Nobody wanted to come down from that excitement high! It was practically tangible and the room was electric with what they had just seen. That elation showed itself in the subsequent bids, especially during The Royal Hunt Collection of Imperial German hunting trophies. Each one seemed determined to outdo the last. The crown jewel of this regal collection was a massive red stag European mount from King Frederick William III on a spectacularly carved base. Housed in lot 1329, it was nearly the last of the collection offered on the day, and it was taken home for $69,000; well over its $20,000 estimate. Other offerings included a fantastic Red Stag full cap mount marked to Count Von Schlitz in lot 1331 estimated at $14,000, but won for $48,875, and lot 1326 which held two handsome Red Stag full cap mounts that bounded beyond their $7,000 estimate by selling for $31,625. Even to the very last semi-autos and Colt snake guns, the energy carried through the entire day.
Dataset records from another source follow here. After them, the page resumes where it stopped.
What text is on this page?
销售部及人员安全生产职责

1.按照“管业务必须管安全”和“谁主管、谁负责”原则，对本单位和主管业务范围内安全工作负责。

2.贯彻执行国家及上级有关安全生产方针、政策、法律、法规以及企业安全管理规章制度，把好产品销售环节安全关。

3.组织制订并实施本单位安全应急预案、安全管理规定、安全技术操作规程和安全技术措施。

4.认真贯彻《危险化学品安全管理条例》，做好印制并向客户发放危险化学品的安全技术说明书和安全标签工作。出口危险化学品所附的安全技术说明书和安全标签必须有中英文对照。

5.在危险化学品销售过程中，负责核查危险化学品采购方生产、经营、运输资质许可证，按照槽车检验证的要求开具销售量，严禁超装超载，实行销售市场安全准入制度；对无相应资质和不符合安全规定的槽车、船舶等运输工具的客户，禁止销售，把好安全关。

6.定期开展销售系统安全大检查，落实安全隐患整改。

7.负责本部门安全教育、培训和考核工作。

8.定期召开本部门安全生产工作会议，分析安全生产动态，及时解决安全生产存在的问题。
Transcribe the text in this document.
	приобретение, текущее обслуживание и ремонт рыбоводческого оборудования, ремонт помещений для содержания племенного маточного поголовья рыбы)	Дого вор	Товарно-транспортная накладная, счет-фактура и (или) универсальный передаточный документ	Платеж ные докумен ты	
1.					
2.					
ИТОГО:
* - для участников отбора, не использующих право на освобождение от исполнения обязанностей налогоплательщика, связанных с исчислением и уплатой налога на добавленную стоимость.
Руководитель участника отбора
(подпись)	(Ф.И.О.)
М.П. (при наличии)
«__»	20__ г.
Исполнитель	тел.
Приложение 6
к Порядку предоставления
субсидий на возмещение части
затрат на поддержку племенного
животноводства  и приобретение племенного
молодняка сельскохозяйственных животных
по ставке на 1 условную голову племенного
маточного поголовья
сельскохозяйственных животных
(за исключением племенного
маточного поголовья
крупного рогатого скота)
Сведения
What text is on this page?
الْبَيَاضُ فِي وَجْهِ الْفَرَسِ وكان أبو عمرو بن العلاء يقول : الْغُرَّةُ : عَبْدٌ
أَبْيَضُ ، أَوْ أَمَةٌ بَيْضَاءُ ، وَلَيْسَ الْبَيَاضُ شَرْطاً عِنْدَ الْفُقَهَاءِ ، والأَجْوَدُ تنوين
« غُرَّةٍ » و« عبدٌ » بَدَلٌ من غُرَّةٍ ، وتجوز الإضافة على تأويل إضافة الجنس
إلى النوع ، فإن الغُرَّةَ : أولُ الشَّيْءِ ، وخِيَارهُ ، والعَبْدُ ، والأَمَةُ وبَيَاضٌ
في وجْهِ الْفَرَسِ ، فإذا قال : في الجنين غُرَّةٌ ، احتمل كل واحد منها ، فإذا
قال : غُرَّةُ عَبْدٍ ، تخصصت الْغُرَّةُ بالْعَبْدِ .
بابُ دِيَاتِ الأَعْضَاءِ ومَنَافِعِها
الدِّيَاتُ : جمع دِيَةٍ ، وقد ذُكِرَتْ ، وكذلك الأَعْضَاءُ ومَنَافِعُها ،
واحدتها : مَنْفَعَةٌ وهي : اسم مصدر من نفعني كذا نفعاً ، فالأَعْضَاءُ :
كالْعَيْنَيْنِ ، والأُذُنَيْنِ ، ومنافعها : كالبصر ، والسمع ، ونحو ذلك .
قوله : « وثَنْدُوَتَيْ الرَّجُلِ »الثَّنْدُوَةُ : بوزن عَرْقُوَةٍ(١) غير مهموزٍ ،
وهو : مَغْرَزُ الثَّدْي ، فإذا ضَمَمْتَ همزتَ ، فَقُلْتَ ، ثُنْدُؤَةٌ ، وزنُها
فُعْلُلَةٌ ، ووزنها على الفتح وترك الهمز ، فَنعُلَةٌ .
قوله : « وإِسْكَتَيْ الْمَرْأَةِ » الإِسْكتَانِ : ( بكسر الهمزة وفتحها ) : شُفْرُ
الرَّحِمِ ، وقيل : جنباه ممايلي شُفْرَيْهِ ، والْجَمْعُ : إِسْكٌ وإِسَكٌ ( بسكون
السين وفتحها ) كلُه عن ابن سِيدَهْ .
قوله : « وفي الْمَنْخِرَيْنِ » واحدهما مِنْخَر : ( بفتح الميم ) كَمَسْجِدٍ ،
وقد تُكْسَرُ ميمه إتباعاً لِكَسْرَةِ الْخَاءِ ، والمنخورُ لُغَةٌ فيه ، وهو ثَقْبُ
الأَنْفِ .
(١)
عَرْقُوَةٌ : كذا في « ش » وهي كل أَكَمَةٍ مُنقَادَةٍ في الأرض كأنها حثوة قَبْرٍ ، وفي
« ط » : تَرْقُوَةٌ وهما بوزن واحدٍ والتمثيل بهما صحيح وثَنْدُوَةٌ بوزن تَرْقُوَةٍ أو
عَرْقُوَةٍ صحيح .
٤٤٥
Living up to Day Two is no easy task, but Day Three managed in its own special way via a number of remarkable antiques and historic items that some bidders had been waiting for all weekend. Their patience was short-lived, however, once the bidding started. Lot 3083 was a cased presentation sword that was surrendered after a pivotal naval battle in the War of 1812, and formerly displayed at the U.S. Naval Academy Museum. It struck true with a collector who paid no attention to its $45,000 estimate and gave $74,750 to place it in his collection. The very next lot, number 3084, was a cased, brass Dolland spyglass once belonging to George Washington was won for $40,250 by a live internet bidder who clearly felt the $15,000 estimate was modest. Day Three also held a section of the Royal Hunt Collection which was just as warmly received as Day Two’s selection, as was seen in a lot 3419’s gorgeous Red Stag cap mount marked to the Baron Von Esebeck that destroyed its $12,000 estimate by earning $57,500.
It may seem like all other sales in this auction were eclipsed by the incredible amount fetched by the Egyptian armor, but collectors should be extremely pleased with the results of this sale. Numerous genres experienced very positive returns, such as: Winchesters, Colts, German military arms, Colt snake guns, antiques, Lugers, and U.S. military arms. Strong results were required across the board to tally the nearly $15 million realized price for the auction. It was a wonderful auction that helped make an absolutely sensational year. It’s years like this that reflect very positively on firearms collecting in terms of participation and gun values. It was also a good sign for Rock Island Auction Company, which has now cemented its place as the world’s #1 firearms auction house for 12 consecutive years, and shows no signs of stopping.